Creating optimal craft beer and food pairings is a question people often ask craft brewers. I mean, who wouldn’t want to have the perfect meal paired with the perfect beer? While some pairings are definitely easier than others–pretty much anything goes with a burger, something light and crisp with tacos and nachos–other dishes and flavor combinations can pose a challenge.

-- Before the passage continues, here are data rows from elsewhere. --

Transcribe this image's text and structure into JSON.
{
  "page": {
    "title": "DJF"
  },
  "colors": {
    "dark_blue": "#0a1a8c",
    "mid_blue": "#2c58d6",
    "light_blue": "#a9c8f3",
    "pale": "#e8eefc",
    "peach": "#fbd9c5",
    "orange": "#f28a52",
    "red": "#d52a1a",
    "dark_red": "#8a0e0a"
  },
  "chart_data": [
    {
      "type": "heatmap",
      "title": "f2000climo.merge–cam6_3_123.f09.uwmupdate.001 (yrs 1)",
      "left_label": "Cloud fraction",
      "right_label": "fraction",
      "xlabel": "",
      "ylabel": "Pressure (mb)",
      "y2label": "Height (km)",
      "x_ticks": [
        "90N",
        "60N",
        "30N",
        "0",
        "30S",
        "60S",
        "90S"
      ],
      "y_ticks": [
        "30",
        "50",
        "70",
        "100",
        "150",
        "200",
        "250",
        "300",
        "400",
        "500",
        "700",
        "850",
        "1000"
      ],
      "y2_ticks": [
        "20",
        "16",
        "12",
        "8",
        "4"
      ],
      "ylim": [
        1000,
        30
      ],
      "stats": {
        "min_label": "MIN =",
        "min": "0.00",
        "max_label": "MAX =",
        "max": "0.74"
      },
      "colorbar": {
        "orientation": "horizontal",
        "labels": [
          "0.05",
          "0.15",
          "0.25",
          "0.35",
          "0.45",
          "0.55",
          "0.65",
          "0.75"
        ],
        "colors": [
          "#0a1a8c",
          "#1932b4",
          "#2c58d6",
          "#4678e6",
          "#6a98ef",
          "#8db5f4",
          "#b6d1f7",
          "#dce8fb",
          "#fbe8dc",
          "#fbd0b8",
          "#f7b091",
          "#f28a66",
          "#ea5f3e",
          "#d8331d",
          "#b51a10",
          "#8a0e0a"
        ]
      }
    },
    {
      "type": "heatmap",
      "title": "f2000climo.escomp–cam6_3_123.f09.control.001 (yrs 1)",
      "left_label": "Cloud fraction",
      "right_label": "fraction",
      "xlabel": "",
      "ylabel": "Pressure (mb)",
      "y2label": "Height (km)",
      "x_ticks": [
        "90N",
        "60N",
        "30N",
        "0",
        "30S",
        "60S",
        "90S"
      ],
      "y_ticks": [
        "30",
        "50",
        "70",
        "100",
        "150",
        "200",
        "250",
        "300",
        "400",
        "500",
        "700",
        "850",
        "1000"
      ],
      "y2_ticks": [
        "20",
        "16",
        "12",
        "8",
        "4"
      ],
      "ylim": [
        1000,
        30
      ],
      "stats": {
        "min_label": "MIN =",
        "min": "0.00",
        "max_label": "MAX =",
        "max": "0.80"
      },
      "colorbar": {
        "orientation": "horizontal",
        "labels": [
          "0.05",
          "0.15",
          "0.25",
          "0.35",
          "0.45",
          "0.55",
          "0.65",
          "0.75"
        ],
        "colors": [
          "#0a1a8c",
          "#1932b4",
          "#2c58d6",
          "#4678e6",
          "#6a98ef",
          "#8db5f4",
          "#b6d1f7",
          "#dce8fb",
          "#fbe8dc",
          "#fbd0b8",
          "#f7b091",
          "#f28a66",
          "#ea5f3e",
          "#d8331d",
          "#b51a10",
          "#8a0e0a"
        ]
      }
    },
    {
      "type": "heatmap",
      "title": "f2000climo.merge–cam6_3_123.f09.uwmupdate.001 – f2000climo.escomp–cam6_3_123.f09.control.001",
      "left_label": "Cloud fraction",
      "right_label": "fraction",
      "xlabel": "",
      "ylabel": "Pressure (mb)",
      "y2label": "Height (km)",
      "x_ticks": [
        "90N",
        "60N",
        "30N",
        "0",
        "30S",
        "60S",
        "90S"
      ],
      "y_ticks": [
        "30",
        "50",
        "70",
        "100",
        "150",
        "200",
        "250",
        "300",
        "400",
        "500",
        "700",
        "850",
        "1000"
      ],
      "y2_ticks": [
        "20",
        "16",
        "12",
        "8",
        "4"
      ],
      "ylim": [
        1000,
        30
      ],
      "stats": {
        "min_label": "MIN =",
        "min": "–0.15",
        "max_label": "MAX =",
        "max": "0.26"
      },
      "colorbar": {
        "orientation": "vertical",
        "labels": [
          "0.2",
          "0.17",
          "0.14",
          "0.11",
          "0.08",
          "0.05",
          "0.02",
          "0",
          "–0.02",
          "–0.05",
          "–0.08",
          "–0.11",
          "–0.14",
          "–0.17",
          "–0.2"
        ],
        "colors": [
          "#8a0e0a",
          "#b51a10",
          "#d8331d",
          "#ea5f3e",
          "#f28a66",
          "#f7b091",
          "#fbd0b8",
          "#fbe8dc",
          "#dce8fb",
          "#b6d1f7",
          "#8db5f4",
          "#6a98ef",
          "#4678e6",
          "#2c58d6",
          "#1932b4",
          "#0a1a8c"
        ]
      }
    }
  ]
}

That’s why we recommend going beyond flavor, to target content. As Adam Dulye at Craft Beer reminds us, we can better match beers beyond just typical flavors and tackle the culinary components instead: fats, sugars, and vinegar/acids.

1. Fats:

Every dish tastes better with a little fat: the oils in French fries, the butter in your eggs. That fat protects the tongue from intense beers, such as ones with a high ABV content, or  barrel-aged beers with dramatic flavor. The lighter the fat–such as vegetable-based oils–the lighter beer you can (and should) pair.

2. Sugars:

Sugars enhance dishes by magnifying sour or bitter notes, while doing the same to savory flavors. That’s why honey barbecue tastes so good: you get the smokey barbecue taste with a little sweetness that doesn’t overpower that deep, rich flavor. A hoppy beer is a great way to cut the sweetness in a dessert, like carrot cake, because it downplays the sweet profile, but brings out the carrot nicely.

3. Vinegar/acids:

Vinegars are great palette cleansers and are added to dishes to break up heavy components by giving your tongue a lighter note. And because vinegars and acids fall on the roof and sides of your mouth and tongue, Brewmasters recommend hoppy beers since they settle nicely with all the flavors and sensations playing around together. That’s why a Vietnamese banh mi sandwich with delicious pickled vegetables tastes so good with an IPA, and why dishes with hot sauces get a nice kick with a pale ale.